東京在住の当方でも、「鎌倉ハム」のブランドは良く知っていたのだが、お恥ずかしながら「大船軒のサンドイッチ」は昨日まで知らなかった。LA からの出張長旅のあと、NEX 内で小腹が空いて、車内販売で手にしたのがこれだった。パッケージもレトロで目を引くが、当方的には「鎌倉ハム ボンレスハム使用」に惹かれて、いつもなら久しぶりの日本でおにぎりを買い求めるところ、何故かこのサンドイッチを手にしたのだ。5百円と車内弁当にしては廉価だが、食べてみるとハムのクオリティはコンビニ等で売っているハムサンドイッチ等を凌駕。しっかりした厚みで、食べ応えがある。マスタードの味わい、パンのしっとりしたやわらかさも絶妙だ。ハムサンドが4切れ、チーズサンドが2切れ入っているが、このバランスも飽きさせぬ様に良く考えられている。ハムを2切れ食べては1切れチーズを、という塩梅である。これは旨いねぇ、と感心して、帰宅してググってみると思わぬ歴史が。本製品は明治時代に日本初の駅弁サンドイッチとして一世を風靡し、更にはサンドイッチが売れて売れて、それにより鎌倉ハム社が誕生したという、意外な歴史があったのだ。詳細は同社の歴史御参照。
鎌倉ハム誕生の経緯は、まるで Apple の iPhone が売れたのでコア部品となる A4 CPU メーカーを買収した(メタファーが IT 業界)、という具合で良く理解出来る。原料となる品質の高いハムの供給が足りないと、いくらでも作るだけ売れる製品の販売が止まってしまうのだ。
しかし、その後日本中の駅でサンドイッチ弁当が出現し、差別化の為に大船軒は、今度は「鯵の押し寿司」弁当を開発する、という歴史の推移も興味深い。

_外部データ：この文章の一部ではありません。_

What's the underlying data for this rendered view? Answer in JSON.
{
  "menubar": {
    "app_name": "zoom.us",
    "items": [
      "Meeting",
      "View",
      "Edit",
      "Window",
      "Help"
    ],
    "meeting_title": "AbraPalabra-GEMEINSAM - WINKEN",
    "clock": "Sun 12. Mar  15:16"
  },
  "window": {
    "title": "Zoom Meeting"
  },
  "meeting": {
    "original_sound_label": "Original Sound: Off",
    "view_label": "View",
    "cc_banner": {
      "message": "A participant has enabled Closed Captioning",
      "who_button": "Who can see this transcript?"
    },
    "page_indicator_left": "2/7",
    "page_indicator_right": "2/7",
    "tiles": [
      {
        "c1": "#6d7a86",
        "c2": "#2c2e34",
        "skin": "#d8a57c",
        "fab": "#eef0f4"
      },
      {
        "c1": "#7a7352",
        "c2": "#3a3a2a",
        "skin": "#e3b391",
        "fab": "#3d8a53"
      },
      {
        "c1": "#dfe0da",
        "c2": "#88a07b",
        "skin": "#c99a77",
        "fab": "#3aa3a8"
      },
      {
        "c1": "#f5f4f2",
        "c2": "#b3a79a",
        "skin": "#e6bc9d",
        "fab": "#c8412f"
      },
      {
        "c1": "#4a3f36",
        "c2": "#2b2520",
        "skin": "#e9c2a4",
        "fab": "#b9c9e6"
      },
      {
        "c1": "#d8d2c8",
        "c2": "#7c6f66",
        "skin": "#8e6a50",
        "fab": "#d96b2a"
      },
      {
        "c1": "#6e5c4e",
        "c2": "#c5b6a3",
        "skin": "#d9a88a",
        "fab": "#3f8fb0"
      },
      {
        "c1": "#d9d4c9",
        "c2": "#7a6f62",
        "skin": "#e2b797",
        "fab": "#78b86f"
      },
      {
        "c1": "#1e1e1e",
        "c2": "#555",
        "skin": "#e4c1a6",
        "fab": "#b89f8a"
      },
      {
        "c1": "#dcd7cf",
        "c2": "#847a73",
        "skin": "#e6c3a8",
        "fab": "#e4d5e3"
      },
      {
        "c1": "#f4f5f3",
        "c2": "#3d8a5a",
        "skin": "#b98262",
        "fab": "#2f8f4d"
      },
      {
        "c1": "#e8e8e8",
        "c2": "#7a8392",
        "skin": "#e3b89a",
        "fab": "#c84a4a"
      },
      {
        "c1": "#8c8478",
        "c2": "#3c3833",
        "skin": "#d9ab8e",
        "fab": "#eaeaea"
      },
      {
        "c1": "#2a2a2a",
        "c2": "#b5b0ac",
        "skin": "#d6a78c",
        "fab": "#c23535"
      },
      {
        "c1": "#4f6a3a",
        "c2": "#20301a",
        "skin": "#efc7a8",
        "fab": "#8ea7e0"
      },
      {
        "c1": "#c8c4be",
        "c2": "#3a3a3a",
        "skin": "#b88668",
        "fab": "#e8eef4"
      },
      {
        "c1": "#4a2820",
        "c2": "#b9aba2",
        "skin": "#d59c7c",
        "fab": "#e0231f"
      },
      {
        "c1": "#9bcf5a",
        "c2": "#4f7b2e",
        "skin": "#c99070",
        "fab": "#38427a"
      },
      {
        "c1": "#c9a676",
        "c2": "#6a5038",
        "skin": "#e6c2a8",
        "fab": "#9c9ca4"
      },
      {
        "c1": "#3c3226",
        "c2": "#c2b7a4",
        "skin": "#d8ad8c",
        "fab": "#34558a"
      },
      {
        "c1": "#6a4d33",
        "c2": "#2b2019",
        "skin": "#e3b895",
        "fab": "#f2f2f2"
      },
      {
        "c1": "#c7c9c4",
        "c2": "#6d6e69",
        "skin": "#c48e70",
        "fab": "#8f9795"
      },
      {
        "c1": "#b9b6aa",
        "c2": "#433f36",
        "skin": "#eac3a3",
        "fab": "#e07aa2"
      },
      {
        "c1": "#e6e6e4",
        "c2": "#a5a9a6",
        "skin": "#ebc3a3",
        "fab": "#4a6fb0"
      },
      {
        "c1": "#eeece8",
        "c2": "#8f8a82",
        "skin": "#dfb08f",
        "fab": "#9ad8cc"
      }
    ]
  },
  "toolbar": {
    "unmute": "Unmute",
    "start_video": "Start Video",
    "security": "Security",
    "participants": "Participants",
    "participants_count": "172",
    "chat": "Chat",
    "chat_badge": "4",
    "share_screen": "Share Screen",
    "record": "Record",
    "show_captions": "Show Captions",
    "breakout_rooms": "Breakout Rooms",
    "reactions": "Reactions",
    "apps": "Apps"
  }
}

ひとつの製品の成功に寄りかかっていては他社が追随するので日々の研究開発が重要、という点も IT 業界と同じなのである。
旨い有名弁当の裏に、苦闘の歴史有り。各地の駅弁の歴史を知りたくなった。それにしても日本では、こういう廉価な製品も品質が高く、美味しい。政治も経済も不振の我が国だが(わずか5日間米国出張している間に首相が鳩山さんから菅さんに変わってしまったのには驚愕した。)、海外に住めない理由は、これに尽きる。